My favorite thing about this novel remains the evocative frontis woodcut illustration of the Greene Mansion, which looks like something out of The Addams Family!

 

Curt


It has been about 12 years since Tobias Greene died and under his will, if his children do not continue to live in the family mansion for 25 years after his death -- if they marry, their spouses must reside there also -- they will be disinherited. Naturally this has lead to disgruntlement and tension among the siblings, and interviews with their servants confirm there have been years of "daily clashes, complainings, bitter words, sullen silences, jealousies and threats" in the Greene family. It all comes to boiling point when oldest daughter Julia is killed and her sister Ada wounded in what is initially thought to be a burglary gone wrong. It soon becomes obvious it was no such thing and the siblings do not hesitate to air their grievances against each other to DA John Markham, Philo Vance, and the usual company. In fact, when it comes to suspects, a third daughter, Sibella, declares flat out "If you're looking for possibilities you have them galore. There's no one under this ancestral roof who couldn't qualify."

 

The household consists of bedridden Mrs Greene, the four children left (Ada, Chester, Sibella, and Rex), German cook Gertrude Mannheim, given to going about muttering to herself, the maids Hemming, convinced God is smiting down the sinful Greenes, and Barton, who rightly reckons "There's something awful funny going on here", plus elderly butler Sproot who reads Martial, although only a snob would find that suspicious.

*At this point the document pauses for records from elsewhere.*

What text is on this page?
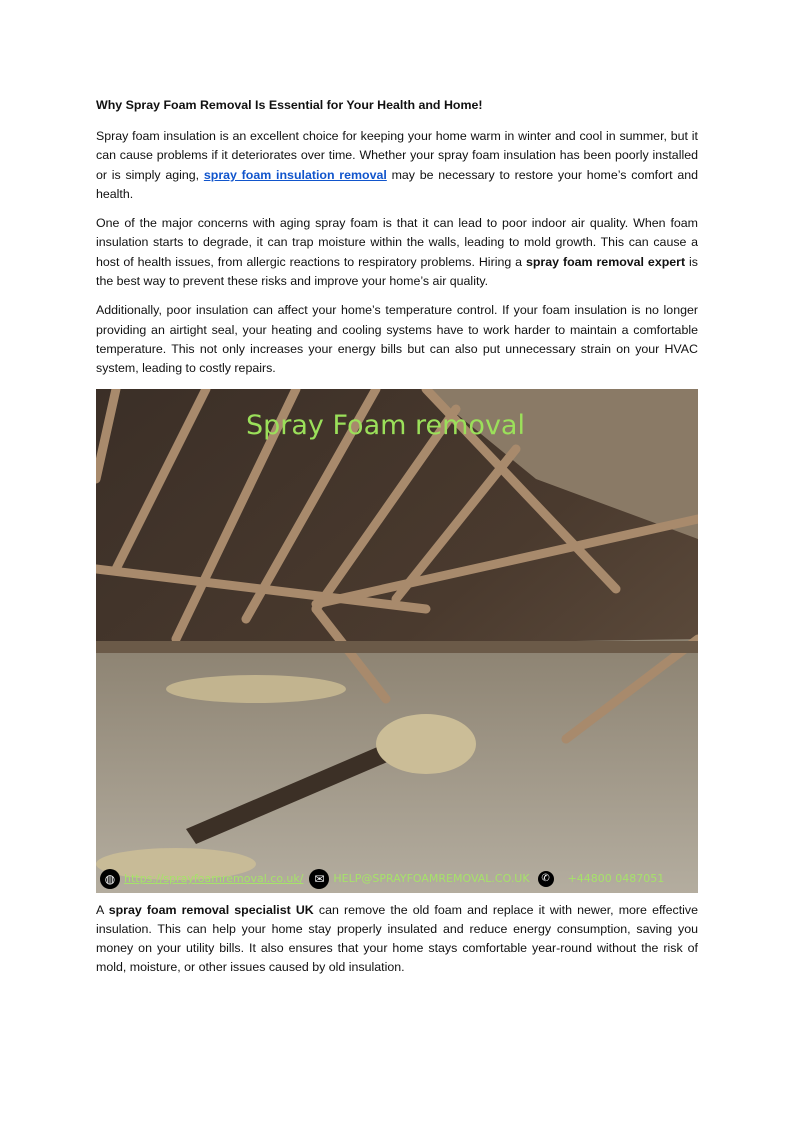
Why Spray Foam Removal Is Essential for Your Health and Home!

Spray foam insulation is an excellent choice for keeping your home warm in winter and cool in summer, but it can cause problems if it deteriorates over time. Whether your spray foam insulation has been poorly installed or is simply aging, spray foam insulation removal may be necessary to restore your home’s comfort and health.

One of the major concerns with aging spray foam is that it can lead to poor indoor air quality. When foam insulation starts to degrade, it can trap moisture within the walls, leading to mold growth. This can cause a host of health issues, from allergic reactions to respiratory problems. Hiring a spray foam removal expert is the best way to prevent these risks and improve your home’s air quality.

Additionally, poor insulation can affect your home’s temperature control. If your foam insulation is no longer providing an airtight seal, your heating and cooling systems have to work harder to maintain a comfortable temperature. This not only increases your energy bills but can also put unnecessary strain on your HVAC system, leading to costly repairs.

Spray Foam removal
◍ https://sprayfoamremoval.co.uk/ ✉ HELP@SPRAYFOAMREMOVAL.CO.UK	✆	+44800 0487051

A spray foam removal specialist UK can remove the old foam and replace it with newer, more effective insulation. This can help your home stay properly insulated and reduce energy consumption, saving you money on your utility bills. It also ensures that your home stays comfortable year-round without the risk of mold, moisture, or other issues caused by old insulation.
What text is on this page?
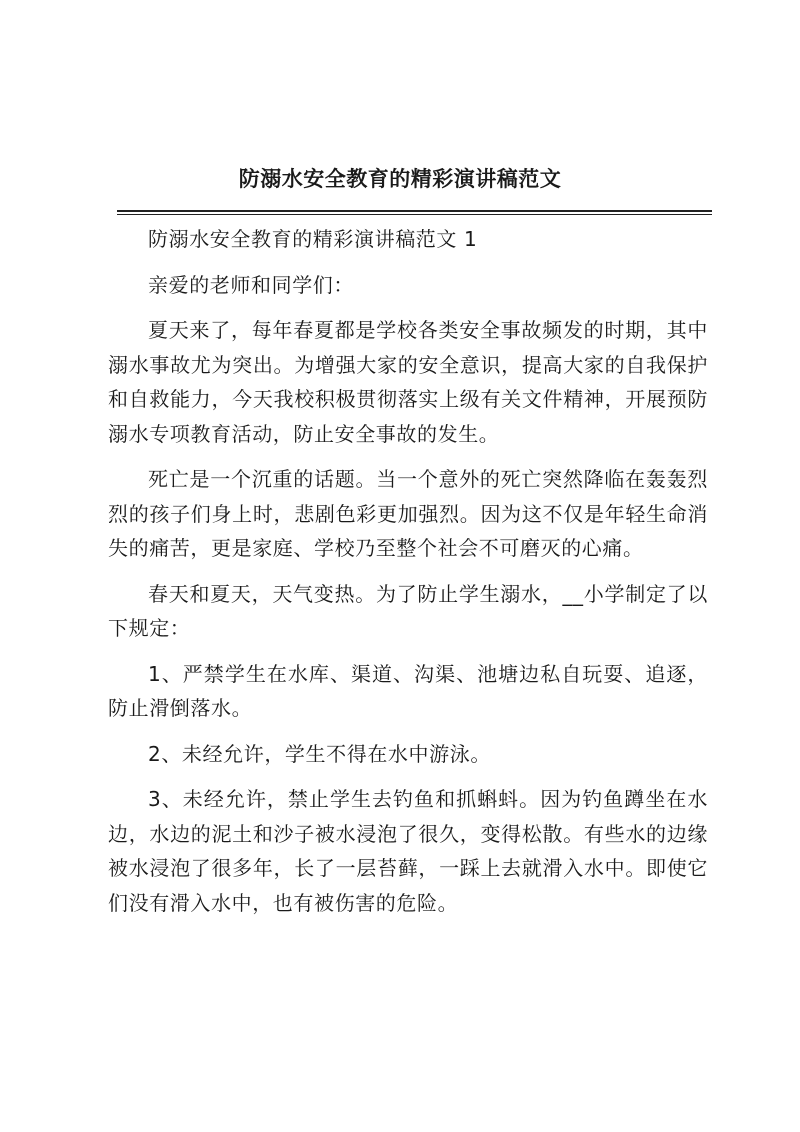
防溺水安全教育的精彩演讲稿范文

防溺水安全教育的精彩演讲稿范文 1

亲爱的老师和同学们：

夏天来了，每年春夏都是学校各类安全事故频发的时期，其中溺水事故尤为突出。为增强大家的安全意识，提高大家的自我保护和自救能力，今天我校积极贯彻落实上级有关文件精神，开展预防溺水专项教育活动，防止安全事故的发生。

死亡是一个沉重的话题。当一个意外的死亡突然降临在轰轰烈烈的孩子们身上时，悲剧色彩更加强烈。因为这不仅是年轻生命消失的痛苦，更是家庭、学校乃至整个社会不可磨灭的心痛。

春天和夏天，天气变热。为了防止学生溺水，__小学制定了以下规定：

1、严禁学生在水库、渠道、沟渠、池塘边私自玩耍、追逐，防止滑倒落水。

2、未经允许，学生不得在水中游泳。

3、未经允许，禁止学生去钓鱼和抓蝌蚪。因为钓鱼蹲坐在水边，水边的泥土和沙子被水浸泡了很久，变得松散。有些水的边缘被水浸泡了很多年，长了一层苔藓，一踩上去就滑入水中。即使它们没有滑入水中，也有被伤害的危险。
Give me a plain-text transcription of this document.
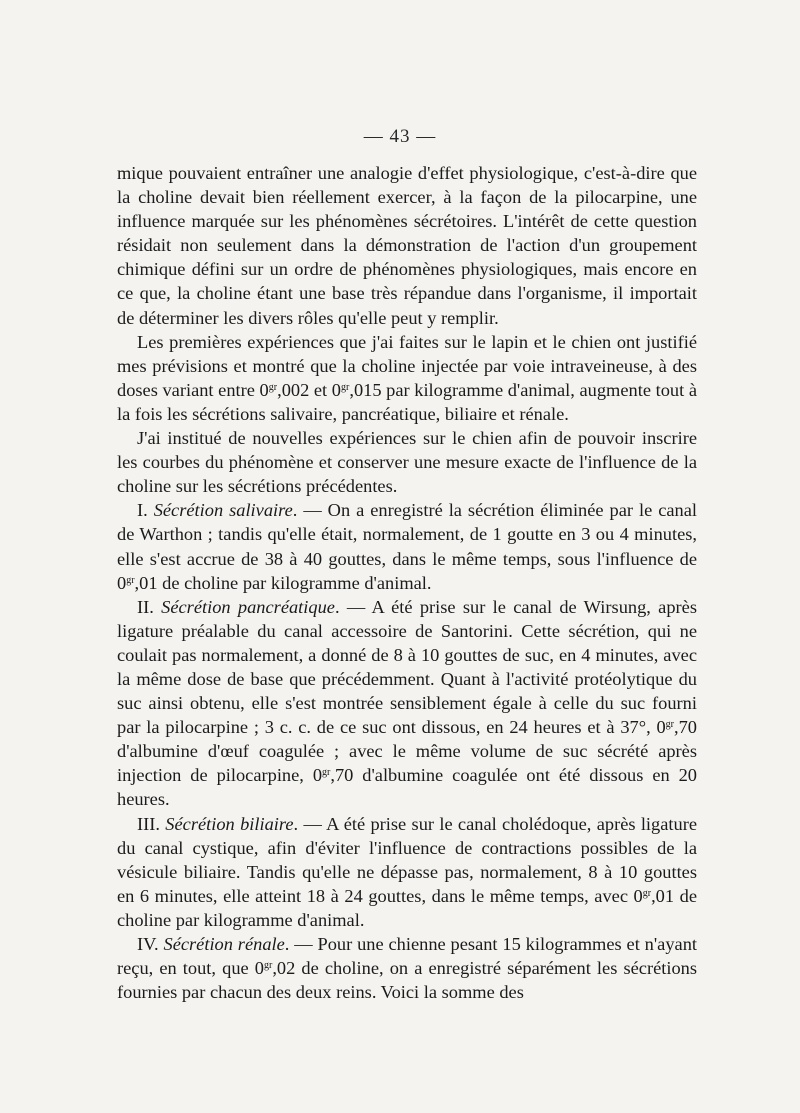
— 43 —

mique pouvaient entraîner une analogie d'effet physiologique, c'est-à-dire que la choline devait bien réellement exercer, à la façon de la pilocarpine, une influence marquée sur les phénomènes sécrétoires. L'intérêt de cette question résidait non seulement dans la démonstration de l'action d'un groupement chimique défini sur un ordre de phénomènes physiologiques, mais encore en ce que, la choline étant une base très répandue dans l'organisme, il importait de déterminer les divers rôles qu'elle peut y remplir.

Les premières expériences que j'ai faites sur le lapin et le chien ont justifié mes prévisions et montré que la choline injectée par voie intraveineuse, à des doses variant entre $0^{gr},002$ et $0^{gr},015$ par kilogramme d'animal, augmente tout à la fois les sécrétions salivaire, pancréatique, biliaire et rénale.

J'ai institué de nouvelles expériences sur le chien afin de pouvoir inscrire les courbes du phénomène et conserver une mesure exacte de l'influence de la choline sur les sécrétions précédentes.

I. Sécrétion salivaire. — On a enregistré la sécrétion éliminée par le canal de Warthon ; tandis qu'elle était, normalement, de 1 goutte en 3 ou 4 minutes, elle s'est accrue de 38 à 40 gouttes, dans le même temps, sous l'influence de $0^{gr},01$ de choline par kilogramme d'animal.

II. Sécrétion pancréatique. — A été prise sur le canal de Wirsung, après ligature préalable du canal accessoire de Santorini. Cette sécrétion, qui ne coulait pas normalement, a donné de 8 à 10 gouttes de suc, en 4 minutes, avec la même dose de base que précédemment. Quant à l'activité protéolytique du suc ainsi obtenu, elle s'est montrée sensiblement égale à celle du suc fourni par la pilocarpine ; 3 c. c. de ce suc ont dissous, en 24 heures et à 37°, $0^{gr},70$ d'albumine d'œuf coagulée ; avec le même volume de suc sécrété après injection de pilocarpine, $0^{gr},70$ d'albumine coagulée ont été dissous en 20 heures.

III. Sécrétion biliaire. — A été prise sur le canal cholédoque, après ligature du canal cystique, afin d'éviter l'influence de contractions possibles de la vésicule biliaire. Tandis qu'elle ne dépasse pas, normalement, 8 à 10 gouttes en 6 minutes, elle atteint 18 à 24 gouttes, dans le même temps, avec $0^{gr},01$ de choline par kilogramme d'animal.

IV. Sécrétion rénale. — Pour une chienne pesant 15 kilogrammes et n'ayant reçu, en tout, que $0^{gr},02$ de choline, on a enregistré séparément les sécrétions fournies par chacun des deux reins. Voici la somme des
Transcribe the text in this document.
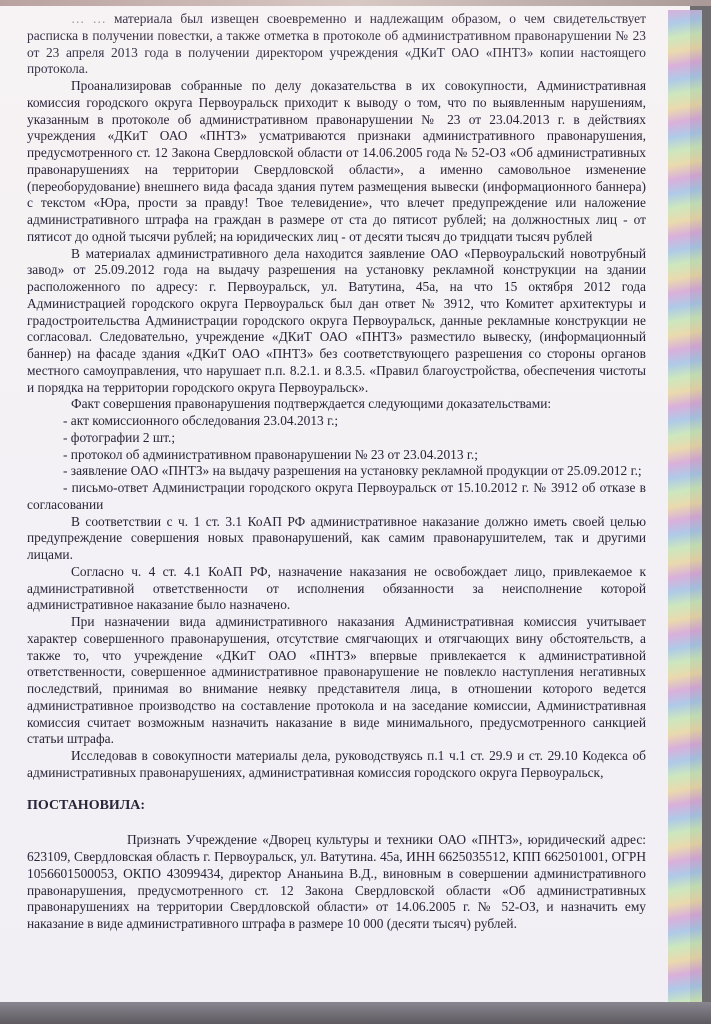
… … материала был извещен своевременно и надлежащим образом, о чем свидетельствует расписка в получении повестки, а также отметка в протоколе об административном правонарушении № 23 от 23 апреля 2013 года в получении директором учреждения «ДКиТ ОАО «ПНТЗ» копии настоящего протокола.

Проанализировав собранные по делу доказательства в их совокупности, Административная комиссия городского округа Первоуральск приходит к выводу о том, что по выявленным нарушениям, указанным в протоколе об административном правонарушении № 23 от 23.04.2013 г. в действиях учреждения «ДКиТ ОАО «ПНТЗ» усматриваются признаки административного правонарушения, предусмотренного ст. 12 Закона Свердловской области от 14.06.2005 года № 52-ОЗ «Об административных правонарушениях на территории Свердловской области», а именно самовольное изменение (переоборудование) внешнего вида фасада здания путем размещения вывески (информационного баннера) с текстом «Юра, прости за правду! Твое телевидение», что влечет предупреждение или наложение административного штрафа на граждан в размере от ста до пятисот рублей; на должностных лиц - от пятисот до одной тысячи рублей; на юридических лиц - от десяти тысяч до тридцати тысяч рублей

В материалах административного дела находится заявление ОАО «Первоуральский новотрубный завод» от 25.09.2012 года на выдачу разрешения на установку рекламной конструкции на здании расположенного по адресу: г. Первоуральск, ул. Ватутина, 45а, на что 15 октября 2012 года Администрацией городского округа Первоуральск был дан ответ № 3912, что Комитет архитектуры и градостроительства Администрации городского округа Первоуральск, данные рекламные конструкции не согласовал. Следовательно, учреждение «ДКиТ ОАО «ПНТЗ» разместило вывеску, (информационный баннер) на фасаде здания «ДКиТ ОАО «ПНТЗ» без соответствующего разрешения со стороны органов местного самоуправления, что нарушает п.п. 8.2.1. и 8.3.5. «Правил благоустройства, обеспечения чистоты и порядка на территории городского округа Первоуральск».

Факт совершения правонарушения подтверждается следующими доказательствами:

- акт комиссионного обследования 23.04.2013 г.;

- фотографии 2 шт.;

- протокол об административном правонарушении № 23 от 23.04.2013 г.;

- заявление ОАО «ПНТЗ» на выдачу разрешения на установку рекламной продукции от 25.09.2012 г.;

- письмо-ответ Администрации городского округа Первоуральск от 15.10.2012 г. № 3912 об отказе в согласовании

В соответствии с ч. 1 ст. 3.1 КоАП РФ административное наказание должно иметь своей целью предупреждение совершения новых правонарушений, как самим правонарушителем, так и другими лицами.

Согласно ч. 4 ст. 4.1 КоАП РФ, назначение наказания не освобождает лицо, привлекаемое к административной ответственности от исполнения обязанности за неисполнение которой административное наказание было назначено.

При назначении вида административного наказания Административная комиссия учитывает характер совершенного правонарушения, отсутствие смягчающих и отягчающих вину обстоятельств, а также то, что учреждение «ДКиТ ОАО «ПНТЗ» впервые привлекается к административной ответственности, совершенное административное правонарушение не повлекло наступления негативных последствий, принимая во внимание неявку представителя лица, в отношении которого ведется административное производство на составление протокола и на заседание комиссии, Административная комиссия считает возможным назначить наказание в виде минимального, предусмотренного санкцией статьи штрафа.

Исследовав в совокупности материалы дела, руководствуясь п.1 ч.1 ст. 29.9 и ст. 29.10 Кодекса об административных правонарушениях, административная комиссия городского округа Первоуральск,

ПОСТАНОВИЛА:

Признать Учреждение «Дворец культуры и техники ОАО «ПНТЗ», юридический адрес: 623109, Свердловская область г. Первоуральск, ул. Ватутина. 45а, ИНН 6625035512, КПП 662501001, ОГРН 1056601500053, ОКПО 43099434, директор Ананьина В.Д., виновным в совершении административного правонарушения, предусмотренного ст. 12 Закона Свердловской области «Об административных правонарушениях на территории Свердловской области» от 14.06.2005 г. № 52-ОЗ, и назначить ему наказание в виде административного штрафа в размере 10 000 (десяти тысяч) рублей.
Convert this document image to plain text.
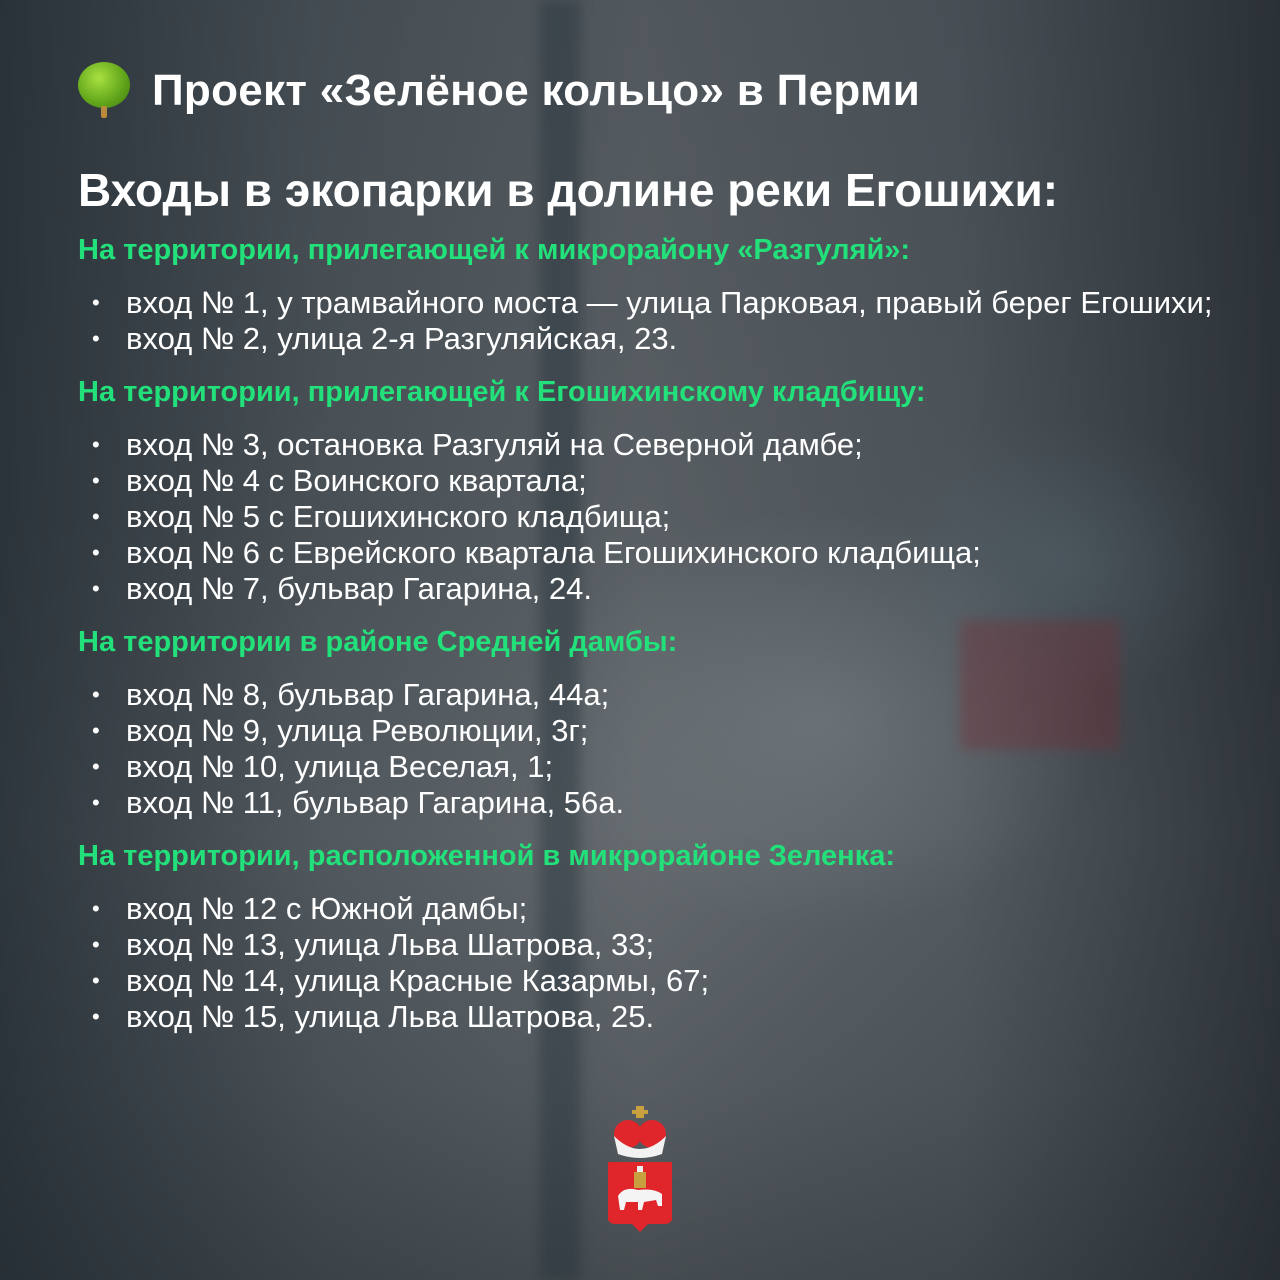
Проект «Зелёное кольцо» в Перми
Входы в экопарки в долине реки Егошихи:
На территории, прилегающей к микрорайону «Разгуляй»:
• вход № 1, у трамвайного моста — улица Парковая, правый берег Егошихи;
• вход № 2, улица 2-я Разгуляйская, 23.
На территории, прилегающей к Егошихинскому кладбищу:
• вход № 3, остановка Разгуляй на Северной дамбе;
• вход № 4 с Воинского квартала;
• вход № 5 с Егошихинского кладбища;
• вход № 6 с Еврейского квартала Егошихинского кладбища;
• вход № 7, бульвар Гагарина, 24.
На территории в районе Средней дамбы:
• вход № 8, бульвар Гагарина, 44а;
• вход № 9, улица Революции, 3г;
• вход № 10, улица Веселая, 1;
• вход № 11, бульвар Гагарина, 56а.
На территории, расположенной в микрорайоне Зеленка:
• вход № 12 с Южной дамбы;
• вход № 13, улица Льва Шатрова, 33;
• вход № 14, улица Красные Казармы, 67;
• вход № 15, улица Льва Шатрова, 25.
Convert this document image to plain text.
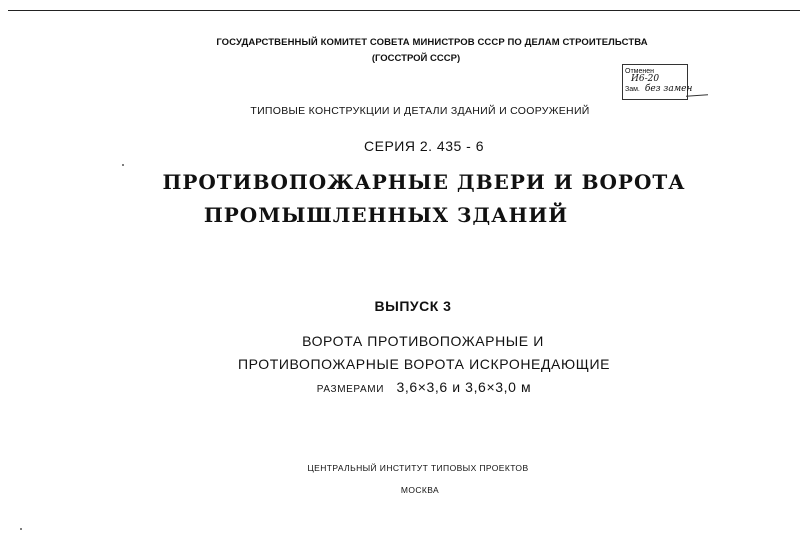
ГОСУДАРСТВЕННЫЙ КОМИТЕТ СОВЕТА МИНИСТРОВ СССР ПО ДЕЛАМ СТРОИТЕЛЬСТВА
(ГОССТРОЙ СССР)
Отменен
И6-20
Зам. без замен
ТИПОВЫЕ КОНСТРУКЦИИ И ДЕТАЛИ ЗДАНИЙ И СООРУЖЕНИЙ
СЕРИЯ 2. 435 - 6
ПРОТИВОПОЖАРНЫЕ ДВЕРИ И ВОРОТА
ПРОМЫШЛЕННЫХ ЗДАНИЙ
ВЫПУСК 3
ВОРОТА ПРОТИВОПОЖАРНЫЕ И
ПРОТИВОПОЖАРНЫЕ ВОРОТА ИСКРОНЕДАЮЩИЕ
РАЗМЕРАМИ 3,6×3,6 и 3,6×3,0 м
ЦЕНТРАЛЬНЫЙ ИНСТИТУТ ТИПОВЫХ ПРОЕКТОВ
МОСКВА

Then there's Doctor Arthur Von Blon, who visits more often that caring for Mrs Greene would seem to necessitate.

Soon there is another death in the mansion....

 

My verdict: While I would not go so far as to observe that lying beneath the Greene case are what Van Dine in Lovecraftian mode describes as "obscure fetid chambers of the human soul. Black hatreds, unnatural desires, hideous impulses, obscene ambitions", the set-up is bizarre enough to make readers pay close attention to the details and the map of the house, and therefore one or two clues will probably be identifiable fairly easily. One vital to the solution is not presented in quite fair fashion unless you stretch your definition of fair, in which case I will begrudgingly agree that, well, perhaps it was. I wavered between three possible culprits and one of them was the right one -- but in all fairness, it was the last person I began to suspect. A dark novel.